Entertainment Magazine

Wednesday Horror: Raising Cain

Posted on the 01 March 2018 by Sjhoneywell
Film: Raising Cain
Format: DVD from Peotone Public Library through interlibrary loan on The New Portable. Wednesday Horror: Raising Cain

There was a glorious moment of time in the 1980s and early 1990s when it was a legitimate casting choice to have John Lithgow as a heavy. Movies like Ricochet and Cliffhanger had Lithgow playing a vicious, scowling bad guy, a psychopath or sociopath who reveled in the pain and degradation of others. Y’know, the guy from Third Rock from the Sun, the actor who has put out multiple CDs of children’s songs. Toward the end of that wonderful moment in history comes Brian De Palma’s Raising Cain, which has the lovable Lithgow playing a man who is truly malevolent.

Carter Nix (Lithgow) is a child psychologist who has taken a few years off from his practice to study the early development of his daughter (Amanda Pombo). But we learn quickly that there’s something really off about Carter. In the first 10 minutes of the film, Carter has blown some sort of dust into the eyes of a woman and chloroformed her so that he can kidnap her child. Oddly, Carter’s twin brother Cain (also Lithgow) shows up in the middle of nowhere to help him deal with the woman. It doesn’t make a great deal of sense, but Cain claims he will deal with the woman and take the child to their father, Dr. Nix (Lithgow again).

It’s soon clear that there is something going on with our friend Carter Nix. His father, evidently an expert on child rearing, has been collecting children to use in an experiment. While it’s Carter who seems to make the initial approach to the women, it’s Cain who subsequently gets the children to their father and kills off the women in question.

Simultaneously going on with all of this is the fact that Carter is married to Jenny (Lolita Davidovich), who has just started to rekindle an affair with Jack (Steven Bauer), the widower of a former medical patient of hers. For some reason, this affair is very important even though it doesn’t really seem to impact on much of the plot. Eventually, Carter turns on Jenny after finding out about the affair and needing to get his daughter to his father, who is evidently dead. When Jenny disappears, Dr. Lynn Waldheim (Frances Sternhagen) shows up, having once worked on a book with Dr. Nix the elder. That book was about multiple personality disorder, and focused on a young boy named Cain. I’ll let you do the math from here.

Raising Cain has a fun cast. I don’t care much in any direction for Steven Bauer or Lolita Davidovich, but I do like Lithgow and I’ve been a fan of Frances Sternhagen for years. It’s also fun to see Gregg Henry in a role as a cop.

The problem is that this damn thing is pretty much incoherent. It takes forever to get going anywhere, and it feels like at least half of the first hour of this has nothing to do with anything else. A huge amount of time is spent dealing with Jenny’s affair with Jack. There are bizarre dream sequences involving this as well, none of which seem to make a great deal of sense. It’s not until well into the film that we have anything remotely like an idea of what is happening, and by the time we get that, everything has simply gone too far for the audience to retrofit all of the revealed knowledge into what has previously happened.

That, more than anything is the problem with Raising Cain. It wants to be a thriller about, more or less, a mad scientist, but it gets completely bogged down in stories that take forever to bear fruit. Jenny’s infidelity with Jack has a huge footprint in the film, and does for a very small and not very satisfying payoff. We spend far too long on it and for virtually no real impact, or for an impact that could have easily been handled more efficiently to the same effect.

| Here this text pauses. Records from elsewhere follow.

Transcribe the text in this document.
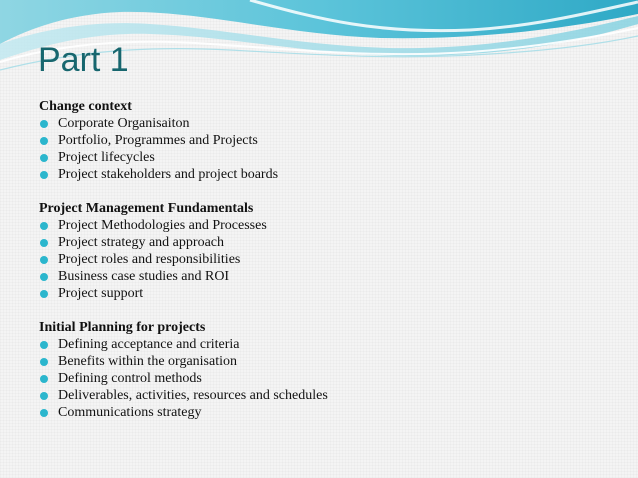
Part 1
Change context
Corporate Organisaiton
Portfolio, Programmes and Projects
Project lifecycles
Project stakeholders and project boards
Project Management Fundamentals
Project Methodologies and Processes
Project strategy and approach
Project roles and responsibilities
Business case studies and ROI
Project support
Initial Planning for projects
Defining acceptance and criteria
Benefits within the organisation
Defining control methods
Deliverables, activities, resources and schedules
Communications strategy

What’s really disappointing here is not that the cast is misused (it is) or that the story is disappointing (it is). It’s that writer-director Brian De Palma seems to have run out of ideas with this film. He’s literally walking the same ground he did in a movie like Dressed to Kill, in places almost walking in the same footprints. The erotic stuff here really isn’t, wasting even the marginal talents and appeal of Lolita Davidovich. De Palma is better than this, and so is pretty much the entire cast. Raising Cain is a disappointment, and there’s just no way around it. Watch Dressed to Kill instead.

Why to watch Raising Cain: Lithgow as a heavy is still just a wonderful concept.
Why not to watch: It’s only vaguely coherent.